Why Toll Holdings should be open about its strategy

Why Toll Holdings should be open about its strategy

When assessing shareholder value, analysts are always keen to conduct an evaluation of future cash flow – especially the way it’ll be impacted on by the most critical challenges the company is likely to face in the future.

In many cases, the natural source of such information is the strategy, but disappointingly, this often turns out to be not much more than a list of generic operational objectives.

Understandably, detailed strategy is sometimes omitted from public viewing; it is considered too confidential to be discussed in public.

Realistically, though, it is the Strategic Management Institute’s (SMI) observation that greater disclosure of at least ‘non-sensitive’ aspects of strategy results in an improved understanding of company prospects and as a result, exerts a positive influence on its share price.

It is surprising, therefore, that many companies shy away from free and open disclosure of strategy; especially the non-sensitive components, when appropriate.

Toll Holdings is an example of an organisation that could benefit from greater disclosure in this area.
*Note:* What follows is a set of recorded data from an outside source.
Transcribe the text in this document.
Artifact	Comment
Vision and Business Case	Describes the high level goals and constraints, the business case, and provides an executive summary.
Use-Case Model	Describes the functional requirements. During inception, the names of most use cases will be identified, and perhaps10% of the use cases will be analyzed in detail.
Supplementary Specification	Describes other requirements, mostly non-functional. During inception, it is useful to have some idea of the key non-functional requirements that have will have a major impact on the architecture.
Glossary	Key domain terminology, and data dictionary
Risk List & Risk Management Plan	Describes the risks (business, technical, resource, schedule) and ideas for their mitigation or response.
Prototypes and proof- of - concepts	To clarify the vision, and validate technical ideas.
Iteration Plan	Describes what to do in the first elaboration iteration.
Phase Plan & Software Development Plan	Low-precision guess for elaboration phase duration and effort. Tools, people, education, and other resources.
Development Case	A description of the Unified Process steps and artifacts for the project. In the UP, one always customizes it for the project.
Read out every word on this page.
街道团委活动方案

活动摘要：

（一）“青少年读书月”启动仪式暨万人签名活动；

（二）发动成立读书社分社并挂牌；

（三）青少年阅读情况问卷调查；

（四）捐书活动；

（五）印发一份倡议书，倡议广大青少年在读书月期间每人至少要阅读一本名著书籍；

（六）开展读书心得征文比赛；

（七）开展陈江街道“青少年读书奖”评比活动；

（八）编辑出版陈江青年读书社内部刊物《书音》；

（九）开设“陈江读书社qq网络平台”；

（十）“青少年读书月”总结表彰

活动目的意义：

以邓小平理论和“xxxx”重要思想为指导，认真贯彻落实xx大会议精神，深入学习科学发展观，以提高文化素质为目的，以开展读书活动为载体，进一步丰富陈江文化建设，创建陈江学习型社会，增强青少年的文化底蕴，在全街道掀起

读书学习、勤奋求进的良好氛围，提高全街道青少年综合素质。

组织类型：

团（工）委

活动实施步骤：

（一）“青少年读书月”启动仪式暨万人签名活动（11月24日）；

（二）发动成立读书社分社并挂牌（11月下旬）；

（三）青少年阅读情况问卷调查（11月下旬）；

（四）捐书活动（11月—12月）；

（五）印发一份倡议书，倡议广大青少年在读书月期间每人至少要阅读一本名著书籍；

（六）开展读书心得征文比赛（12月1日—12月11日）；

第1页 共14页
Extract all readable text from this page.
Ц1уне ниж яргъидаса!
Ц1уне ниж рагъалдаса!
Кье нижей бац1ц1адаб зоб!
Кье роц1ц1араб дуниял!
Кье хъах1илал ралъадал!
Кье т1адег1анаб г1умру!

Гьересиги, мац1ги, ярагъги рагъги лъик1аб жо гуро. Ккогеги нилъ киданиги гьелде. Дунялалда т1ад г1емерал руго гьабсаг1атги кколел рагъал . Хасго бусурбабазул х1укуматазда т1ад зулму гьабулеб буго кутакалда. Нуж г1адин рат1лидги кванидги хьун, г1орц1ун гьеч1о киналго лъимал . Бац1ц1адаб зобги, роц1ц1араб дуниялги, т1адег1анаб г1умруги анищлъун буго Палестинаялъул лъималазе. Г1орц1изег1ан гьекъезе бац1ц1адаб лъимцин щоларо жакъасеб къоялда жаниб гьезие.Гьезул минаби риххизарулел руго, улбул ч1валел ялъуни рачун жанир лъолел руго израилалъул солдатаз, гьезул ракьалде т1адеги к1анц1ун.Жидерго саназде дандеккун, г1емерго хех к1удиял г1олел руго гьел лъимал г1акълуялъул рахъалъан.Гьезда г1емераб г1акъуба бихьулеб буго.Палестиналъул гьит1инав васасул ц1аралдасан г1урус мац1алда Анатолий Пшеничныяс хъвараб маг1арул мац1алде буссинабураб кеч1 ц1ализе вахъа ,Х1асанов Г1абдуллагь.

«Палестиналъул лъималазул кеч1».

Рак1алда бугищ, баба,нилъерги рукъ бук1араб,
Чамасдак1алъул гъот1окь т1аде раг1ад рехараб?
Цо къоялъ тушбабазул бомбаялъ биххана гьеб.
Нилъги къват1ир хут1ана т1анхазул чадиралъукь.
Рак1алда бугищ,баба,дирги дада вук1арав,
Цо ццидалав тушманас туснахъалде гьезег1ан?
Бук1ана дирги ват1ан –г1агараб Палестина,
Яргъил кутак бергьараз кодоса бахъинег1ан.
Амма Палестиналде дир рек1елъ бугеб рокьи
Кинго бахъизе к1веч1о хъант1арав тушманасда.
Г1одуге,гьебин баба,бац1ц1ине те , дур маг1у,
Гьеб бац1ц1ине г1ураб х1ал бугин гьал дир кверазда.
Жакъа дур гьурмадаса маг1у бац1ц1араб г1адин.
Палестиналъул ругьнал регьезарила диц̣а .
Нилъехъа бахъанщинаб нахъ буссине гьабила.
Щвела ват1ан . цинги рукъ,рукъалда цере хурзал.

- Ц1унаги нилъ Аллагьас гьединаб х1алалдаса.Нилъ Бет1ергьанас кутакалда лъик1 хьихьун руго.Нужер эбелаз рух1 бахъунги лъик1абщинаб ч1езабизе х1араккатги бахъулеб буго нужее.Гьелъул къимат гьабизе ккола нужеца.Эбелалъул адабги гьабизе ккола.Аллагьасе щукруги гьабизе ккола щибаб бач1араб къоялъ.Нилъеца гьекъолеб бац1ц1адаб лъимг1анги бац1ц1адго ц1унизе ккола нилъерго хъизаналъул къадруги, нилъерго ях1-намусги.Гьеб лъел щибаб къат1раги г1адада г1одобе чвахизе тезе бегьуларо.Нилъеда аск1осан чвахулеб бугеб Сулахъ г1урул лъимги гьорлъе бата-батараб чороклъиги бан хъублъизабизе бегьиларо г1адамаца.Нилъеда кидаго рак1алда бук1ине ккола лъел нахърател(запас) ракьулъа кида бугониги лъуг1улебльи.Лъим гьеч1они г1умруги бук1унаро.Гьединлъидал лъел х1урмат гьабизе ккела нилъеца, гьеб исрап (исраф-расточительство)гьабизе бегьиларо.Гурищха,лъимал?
As a freight and transport company Toll faces significant challenges in the future. These include: a requirement to significantly reduce its reliance on fossil fuels; a need to address problems caused by increased traffic congestion (driver stress and slower delivery times), while meeting increased in demand for capital as the use of advanced technology in the areas of safety, security and hazard management add to infrastructure costs.

When communicating strategy, though, Toll emphasises only one strategic imperative that immediately focuses analysts’ attention on operational efficiency and effectiveness.

That objective is “to generate superior returns for (Toll’s) shareholders by driving superior performance”. Realisation of this ambition is expressed through a few specific objectives that are also operational in nature: “develop a full service capability covering the international supply chain; strive to achieve operational excellence; generate efficiencies and superior service delivery; develop a supply chain offering with a specific focus across Asia.”

As with most organisations operating in a highly commoditised industry, Toll faces the same strategic issues as its competitors. This begs the question: is it appropriate to ignore these issues, or at the least, hold the more detailed strategy content close to your chest”?

The most sensitive aspect of strategy that could justify secrecy is the protection of the firm’s sustainable competitive advantage. A description of the way the company will prepare for the realities of a future operating environment that is the same for all companies in its industry is another story.

In fact, it is more probable that an open and honest assessment of the timing and impact of these emerging industry issues, and the way the company plans to address them, can only have a positive impact on image and as a result, share price. Currently, Toll is labouring under a deflated share price and a new chief strategy officer has recently been appointed.

Attempts at explaining and communicating strategy can disappoint in other ways.

Take professional services company Spotless, for example, which made the primary content of its strategy the description of a four- to five-year journey of transformation; a journey that can best be described as a need to restructure in four stages – 1: Restore accountability. 2: Deliver sustained cost reductions; consolidate the organisation. 3: Reinvest in: systems, governance, safety and risk management. 4: Realise potential.